Mr. Atrens wanted the winning candidate for this position to be elected for only one year. Justice Newbound disagreed saying that an owner-occupier has a more direct interest in the affairs of the condominium than an owner who has rented out his or her unit so this election will be for a three-year term.

Two elections
Mr. Atrens stated that some owner-occupiers may wish to run for the one position to be elected only by the owner-occupiers and if unsuccessful, run for one of the remaining four positions.

Mr. Atrens was opposed as this would cause logistical problems at the meeting to elect directors and that the court therefore should order that any owner-occupier candidate that puts his or her name forward for the one position should not be entitled to run for any of the other four positions.

Justice Newbound saw no basis for making such an order as he saw it as limiting the democratic rights of the owner-occupiers. He ruled that no disability should be placed on a unit owner, either for running or voting, unless provided for in the Act, the Declaration or the by-law of the condominium corporation.

He also directed that there should be one meeting of the owners to elect a new board of directors. The first vote is for the owner-occupiers to elect a director for a three-year term. Any candidate who has unsuccessfully run for the three-year term is entitled to run for one of the remaining four positions.

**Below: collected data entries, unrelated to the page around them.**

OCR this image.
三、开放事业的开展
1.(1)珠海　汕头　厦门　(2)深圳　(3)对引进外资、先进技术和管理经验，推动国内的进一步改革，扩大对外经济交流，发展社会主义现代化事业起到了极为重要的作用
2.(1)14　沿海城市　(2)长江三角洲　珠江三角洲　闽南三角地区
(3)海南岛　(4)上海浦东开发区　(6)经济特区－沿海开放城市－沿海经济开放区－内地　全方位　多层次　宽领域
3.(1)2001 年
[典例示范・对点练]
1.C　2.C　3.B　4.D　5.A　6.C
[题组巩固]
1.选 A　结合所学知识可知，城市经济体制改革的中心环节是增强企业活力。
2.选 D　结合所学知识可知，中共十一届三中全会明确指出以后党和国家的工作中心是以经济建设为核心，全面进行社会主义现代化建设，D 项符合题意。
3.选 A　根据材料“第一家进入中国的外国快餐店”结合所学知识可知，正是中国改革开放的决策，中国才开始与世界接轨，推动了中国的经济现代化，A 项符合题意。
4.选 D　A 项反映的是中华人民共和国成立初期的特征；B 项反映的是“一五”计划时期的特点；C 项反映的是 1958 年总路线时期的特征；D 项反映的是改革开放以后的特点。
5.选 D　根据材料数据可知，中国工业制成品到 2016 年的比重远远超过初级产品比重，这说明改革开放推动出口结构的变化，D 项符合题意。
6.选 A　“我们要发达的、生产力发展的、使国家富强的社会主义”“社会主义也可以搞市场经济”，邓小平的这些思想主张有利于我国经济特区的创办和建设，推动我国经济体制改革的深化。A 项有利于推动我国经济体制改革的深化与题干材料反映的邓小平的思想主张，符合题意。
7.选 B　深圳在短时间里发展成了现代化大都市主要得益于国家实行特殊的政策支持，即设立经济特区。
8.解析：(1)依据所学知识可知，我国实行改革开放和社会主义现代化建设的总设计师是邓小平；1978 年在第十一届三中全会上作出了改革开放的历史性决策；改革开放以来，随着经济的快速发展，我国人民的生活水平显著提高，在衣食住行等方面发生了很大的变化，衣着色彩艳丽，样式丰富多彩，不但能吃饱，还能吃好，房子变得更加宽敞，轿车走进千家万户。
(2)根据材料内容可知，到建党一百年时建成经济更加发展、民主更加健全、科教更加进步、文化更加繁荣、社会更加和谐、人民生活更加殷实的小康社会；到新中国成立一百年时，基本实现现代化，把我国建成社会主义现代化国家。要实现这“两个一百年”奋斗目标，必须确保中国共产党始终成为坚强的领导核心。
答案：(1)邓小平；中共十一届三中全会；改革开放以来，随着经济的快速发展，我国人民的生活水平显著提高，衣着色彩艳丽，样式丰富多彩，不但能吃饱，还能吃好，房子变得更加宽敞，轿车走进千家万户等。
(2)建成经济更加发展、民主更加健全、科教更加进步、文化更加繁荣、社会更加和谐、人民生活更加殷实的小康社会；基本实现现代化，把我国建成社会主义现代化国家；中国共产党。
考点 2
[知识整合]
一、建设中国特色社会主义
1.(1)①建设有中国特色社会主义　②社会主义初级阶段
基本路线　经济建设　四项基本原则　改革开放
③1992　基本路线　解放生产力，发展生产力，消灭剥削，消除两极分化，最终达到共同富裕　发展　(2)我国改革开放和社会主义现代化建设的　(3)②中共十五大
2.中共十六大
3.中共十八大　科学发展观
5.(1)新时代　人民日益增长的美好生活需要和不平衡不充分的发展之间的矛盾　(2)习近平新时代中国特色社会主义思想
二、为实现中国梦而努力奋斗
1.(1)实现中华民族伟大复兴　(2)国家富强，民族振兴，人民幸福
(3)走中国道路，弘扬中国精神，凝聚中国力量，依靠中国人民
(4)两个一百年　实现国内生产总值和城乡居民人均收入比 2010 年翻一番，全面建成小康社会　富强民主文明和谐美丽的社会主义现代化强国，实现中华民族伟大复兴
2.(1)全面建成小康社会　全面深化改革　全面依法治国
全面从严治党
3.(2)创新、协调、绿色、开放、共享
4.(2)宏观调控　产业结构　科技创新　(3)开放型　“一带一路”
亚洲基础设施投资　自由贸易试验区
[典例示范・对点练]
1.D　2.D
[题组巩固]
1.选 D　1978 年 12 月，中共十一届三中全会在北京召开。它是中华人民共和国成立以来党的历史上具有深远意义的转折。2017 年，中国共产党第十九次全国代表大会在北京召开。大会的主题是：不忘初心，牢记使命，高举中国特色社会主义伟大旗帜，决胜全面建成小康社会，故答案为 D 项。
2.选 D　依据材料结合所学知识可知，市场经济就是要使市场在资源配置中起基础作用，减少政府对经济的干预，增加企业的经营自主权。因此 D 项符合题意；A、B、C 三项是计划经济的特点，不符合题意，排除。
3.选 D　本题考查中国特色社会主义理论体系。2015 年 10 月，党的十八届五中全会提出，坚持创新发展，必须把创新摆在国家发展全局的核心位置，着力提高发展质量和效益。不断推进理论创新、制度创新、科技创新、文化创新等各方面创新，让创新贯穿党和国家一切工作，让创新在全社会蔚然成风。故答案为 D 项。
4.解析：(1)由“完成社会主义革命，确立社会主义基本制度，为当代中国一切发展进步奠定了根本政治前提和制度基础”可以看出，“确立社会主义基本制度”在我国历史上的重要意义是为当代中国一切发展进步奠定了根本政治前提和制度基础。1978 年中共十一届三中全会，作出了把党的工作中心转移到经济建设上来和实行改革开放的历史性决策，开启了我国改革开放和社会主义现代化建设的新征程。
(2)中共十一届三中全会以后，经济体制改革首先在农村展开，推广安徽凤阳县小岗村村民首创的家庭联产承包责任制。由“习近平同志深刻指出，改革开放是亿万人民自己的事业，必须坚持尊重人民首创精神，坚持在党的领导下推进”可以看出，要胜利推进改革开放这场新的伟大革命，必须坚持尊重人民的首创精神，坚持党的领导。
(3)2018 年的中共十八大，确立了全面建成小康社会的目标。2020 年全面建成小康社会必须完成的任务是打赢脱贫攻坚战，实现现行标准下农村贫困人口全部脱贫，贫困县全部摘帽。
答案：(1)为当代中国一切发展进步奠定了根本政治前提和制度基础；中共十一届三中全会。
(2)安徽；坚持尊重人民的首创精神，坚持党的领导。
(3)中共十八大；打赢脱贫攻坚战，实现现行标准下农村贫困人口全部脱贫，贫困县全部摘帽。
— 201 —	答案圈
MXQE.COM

He also ruled that a second vote would be held to elect directors to the remaining four positions. The two owners receiving the highest number of votes shall be elected to two-year terms and the two-owners receiving the next highest number of votes shall be elected to one-year terms.

Proxies
Some owners wanted restrictions put on proxies as to when they must be filed and how they would be stored, including a suggestion that they be deposited in a ballot box.

Justice Newbound ruled that any restriction must be found in the Act, the Declaration or the by-laws of the condominium corporation. The Act permits all owners to attend the meeting and that votes may be cast either personally or by proxy and he saw no basis to restrict the right of an owner to have a proxy delivered at the time of the meeting.

He also ruled that the proxies needed to provide for two votes, one for the owner-occupier position and the second for the other four positions.

Notice of candidates running for office
George Vella pointed out that some owners may indicate in writing, prior to the notice of meeting to be sent out, that they want their names to be included in the notice of meeting as a person who has indicated their intention to be a candidate and that there should be a date by which such an intention should be provided to the Administrator.

George Vella stressed, a couple of times, that the corporation included the names of the candidates solely as a courtesy and that it was not a requirement of the Act.

Justice Newbound disagreed and ruled that the corporation should determine the date of the meeting and the date that notice of the meeting will be sent, and then notify all owners of that intended date three-weeks in advance.

The notice is to be given in accordance with the Act and by-laws and posting the names of some of the interested candidates on notices in the buildings will not suffice as proper notice.

The owners should be given until one day before the notice of the meeting is to be mailed out to indicate that he or she wishes to be a candidate.

The ruling also ordered that a retired judge be the supervisor of the meeting at which the votes are taken and that once the supervisor had reported to the court on a successful election of the board of directors, Mr. Atrens shall be discharged as administrator.

An important ruling
As a witness to the proceedings, I was impressed with Justice Newbound's determination to insure that all owners had their democratic rights respected during the election process.

He was convinced that candidates who were unsuccessful in being elected as the owner-occupier director would lose some of their rights if they were denied the right to run for one of the other four positions. If this made it more difficult to conduct the election process, then so be it.

He also would not allow the administrator to merely post the names of some of the candidates in the lobbies. All interested parties must have the opportunity to have their names included in the meeting notice.